Library of Congress preservation program works with millions of items, terabytes of data in a full spectrum of formats

 

Connecting state and local government leaders

With more than 100 million physical items already in its collections and new digital material coming in by the terabyte, the Library of Congress is developing standards, specifications and tools to help ensure that this material remains accessible to future generations.

The library now has three broad initiatives under NDIIP: working with universities and libraries to understand the nature of digital content, working with state consortiums to help in the preservation of state government records, and working with commercial content providers to develop standards for digital preservation.

GCN Awards We are warned to be careful about what we put online because data on the Internet lives forever. But keeping random copies of files on servers, routers and databases is not the same as preservation, said Martha Anderson, director of program management for the Library of Congress’ National Digital Information Infrastructure and Preservation program. Digital data can be ephemeral. “That is the paradox,” she said.

Web sites can disappear in a matter of days or change repeatedly in a matter of hours. Files can become lost or corrupted, formats and hardware change, and physical media such as tapes and disks deteriorate far more quickly than anticipated.

So Congress charged the LOC in 2000 with preserving the nation’s digital heritage and at the same time making sure that its collection of 29 million books and 105 million other items gathered over the last 200 years remains available for the next 200 years. Toward that end, NDIIP has developed specifications and tools for the transfer of large digital files; worked with government, academia and industry on best practices for digitizing and preserving data; established programs to use delivery platforms such as Flickr to make LOC content available; and partnered with the private sector to harvest content from the Web for archiving.

The Library of Congress Office of Strategic Initiatives

Across the board: The LOC’s Office of Strategic Initiatives is preserving everything from books to Dictabelt recordings.


The challenges of wedding a physical past to a digital future are varied.

“The biggest difference is the element of time,” Anderson said. “Some physical artifacts can be put on a shelf and left for many years. Books from the 18th century are fine, for example. This is not so much the case with sound recordings and film.”

The technology changes and the media deteriorate. Finding playback equipment for a wax cylinder, an old movie or a Dictabelt can be difficult. And when they are available, the cylinder, film or belt might not be playable.

“The whole domain is looking to digital to carry this forward,” Anderson said.

But digital conversion is time-consuming, and each type of material requires its own technology and special handling. Although the library has been working since the 1990s on digitizing its collections and has made millions of files available online, Anderson estimates that only about 1 percent of the library’s holdings have been digitized.

And digital data can be tricky to handle. “Some formats are fairly stable,” Anderson said. Text and image files have not changed a lot in recent years, and there are plenty of PDF, TIFF and JPEG files that can be easily opened today. But sound and video formats tend to change more quickly. And the physical environment for storing and accessing files changes rapidly. “Servers and digital storage are a challenge. These turn over every three to five years and everything is moved off to another server.”

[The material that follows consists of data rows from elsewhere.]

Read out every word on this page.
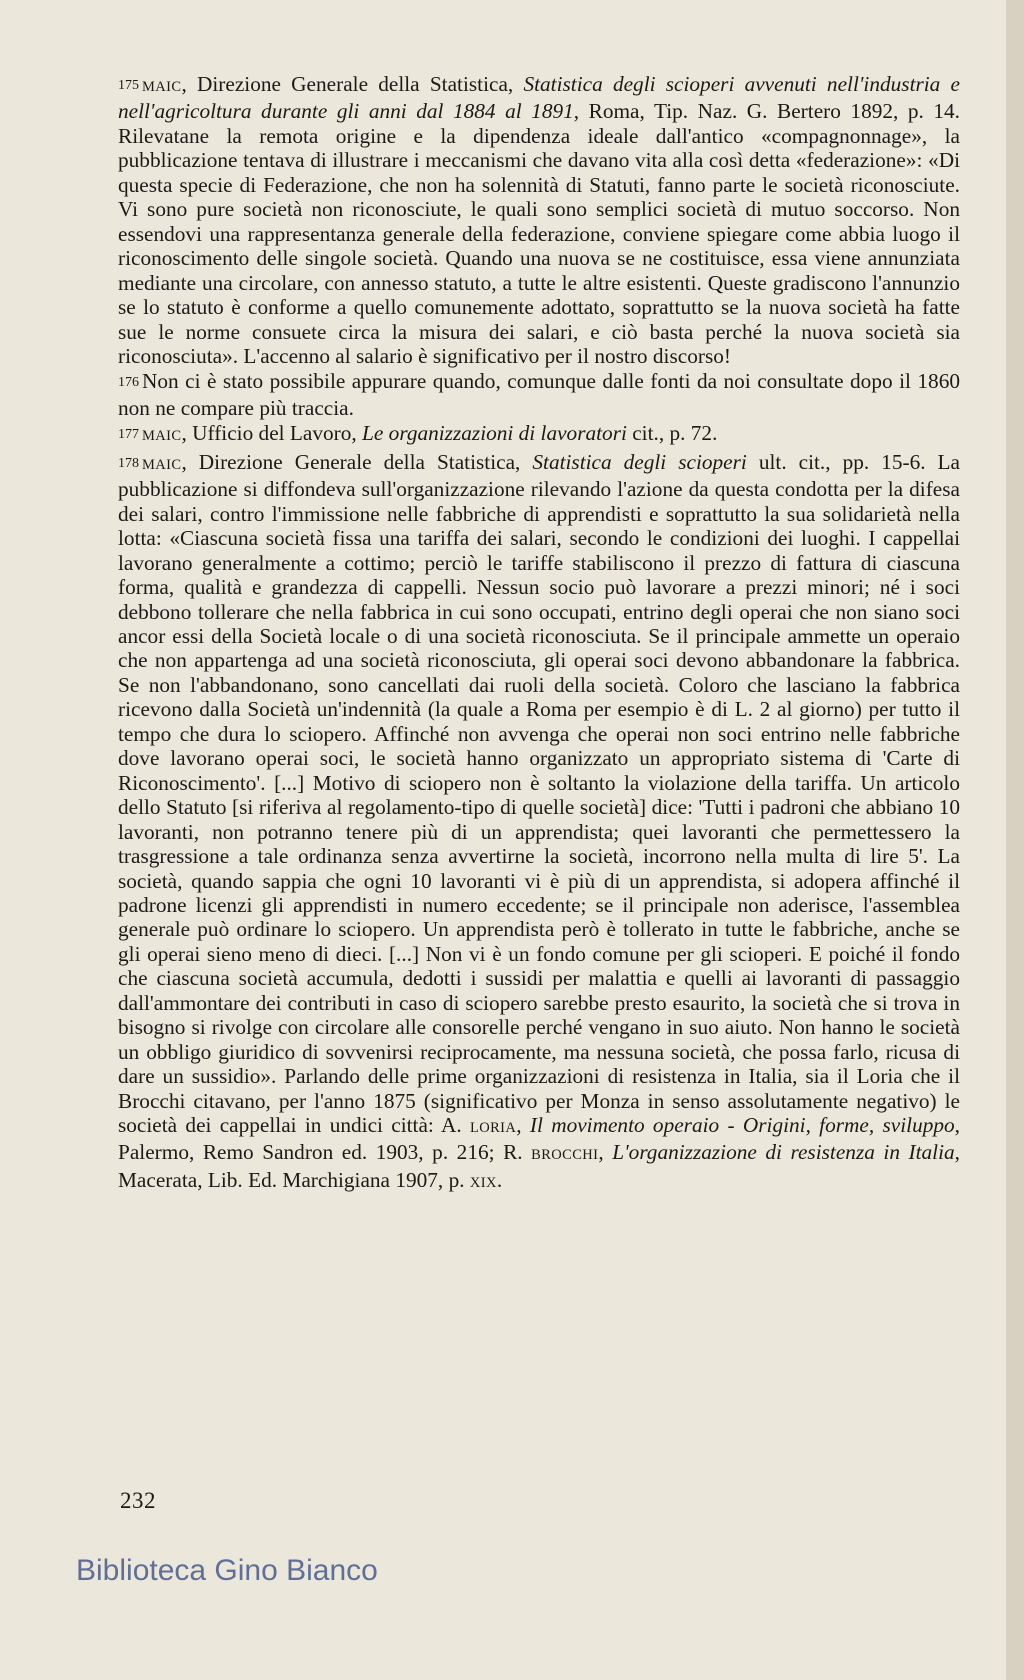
175 MAIC, Direzione Generale della Statistica, Statistica degli scioperi avvenuti nell'industria e nell'agricoltura durante gli anni dal 1884 al 1891, Roma, Tip. Naz. G. Bertero 1892, p. 14. Rilevatane la remota origine e la dipendenza ideale dall'antico «compagnonnage», la pubblicazione tentava di illustrare i meccanismi che davano vita alla così detta «federazione»: «Di questa specie di Federazione, che non ha solennità di Statuti, fanno parte le società riconosciute. Vi sono pure società non riconosciute, le quali sono semplici società di mutuo soccorso. Non essendovi una rappresentanza generale della federazione, conviene spiegare come abbia luogo il riconoscimento delle singole società. Quando una nuova se ne costituisce, essa viene annunziata mediante una circolare, con annesso statuto, a tutte le altre esistenti. Queste gradiscono l'annunzio se lo statuto è conforme a quello comunemente adottato, soprattutto se la nuova società ha fatte sue le norme consuete circa la misura dei salari, e ciò basta perché la nuova società sia riconosciuta». L'accenno al salario è significativo per il nostro discorso!

176 Non ci è stato possibile appurare quando, comunque dalle fonti da noi consultate dopo il 1860 non ne compare più traccia.

177 MAIC, Ufficio del Lavoro, Le organizzazioni di lavoratori cit., p. 72.

178 MAIC, Direzione Generale della Statistica, Statistica degli scioperi ult. cit., pp. 15-6. La pubblicazione si diffondeva sull'organizzazione rilevando l'azione da questa condotta per la difesa dei salari, contro l'immissione nelle fabbriche di apprendisti e soprattutto la sua solidarietà nella lotta: «Ciascuna società fissa una tariffa dei salari, secondo le condizioni dei luoghi. I cappellai lavorano generalmente a cottimo; perciò le tariffe stabiliscono il prezzo di fattura di ciascuna forma, qualità e grandezza di cappelli. Nessun socio può lavorare a prezzi minori; né i soci debbono tollerare che nella fabbrica in cui sono occupati, entrino degli operai che non siano soci ancor essi della Società locale o di una società riconosciuta. Se il principale ammette un operaio che non appartenga ad una società riconosciuta, gli operai soci devono abbandonare la fabbrica. Se non l'abbandonano, sono cancellati dai ruoli della società. Coloro che lasciano la fabbrica ricevono dalla Società un'indennità (la quale a Roma per esempio è di L. 2 al giorno) per tutto il tempo che dura lo sciopero. Affinché non avvenga che operai non soci entrino nelle fabbriche dove lavorano operai soci, le società hanno organizzato un appropriato sistema di 'Carte di Riconoscimento'. [...] Motivo di sciopero non è soltanto la violazione della tariffa. Un articolo dello Statuto [si riferiva al regolamento-tipo di quelle società] dice: 'Tutti i padroni che abbiano 10 lavoranti, non potranno tenere più di un apprendista; quei lavoranti che permettessero la trasgressione a tale ordinanza senza avvertirne la società, incorrono nella multa di lire 5'. La società, quando sappia che ogni 10 lavoranti vi è più di un apprendista, si adopera affinché il padrone licenzi gli apprendisti in numero eccedente; se il principale non aderisce, l'assemblea generale può ordinare lo sciopero. Un apprendista però è tollerato in tutte le fabbriche, anche se gli operai sieno meno di dieci. [...] Non vi è un fondo comune per gli scioperi. E poiché il fondo che ciascuna società accumula, dedotti i sussidi per malattia e quelli ai lavoranti di passaggio dall'ammontare dei contributi in caso di sciopero sarebbe presto esaurito, la società che si trova in bisogno si rivolge con circolare alle consorelle perché vengano in suo aiuto. Non hanno le società un obbligo giuridico di sovvenirsi reciprocamente, ma nessuna società, che possa farlo, ricusa di dare un sussidio». Parlando delle prime organizzazioni di resistenza in Italia, sia il Loria che il Brocchi citavano, per l'anno 1875 (significativo per Monza in senso assolutamente negativo) le società dei cappellai in undici città: A. LORIA, Il movimento operaio - Origini, forme, sviluppo, Palermo, Remo Sandron ed. 1903, p. 216; R. BROCCHI, L'organizzazione di resistenza in Italia, Macerata, Lib. Ed. Marchigiana 1907, p. XIX.

232
Biblioteca Gino Bianco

To accomplish its digital mission, the library takes advantage of work being done in industry and academia to establish standardized environments and tools rather than developing everything itself. Among the initiatives NDIIP is participating in are:

  • Development of the BagIt protocol for large data transfers.
  • A collaborative Web site for federal partners developing guidelines for digitizing records.
  • The National Digital Newspaper Program, in collaboration with the National Endowment for the Humanities, to digitize and preserve regional newspapers.
  • State-of-the-art facilities at the library’s Packard Campus for preserving the world’s largest collection of audiovisual works.
  • Partnering with universities and the Internet Archive to harvest and preserve more than 69 terabytes of content from the Web.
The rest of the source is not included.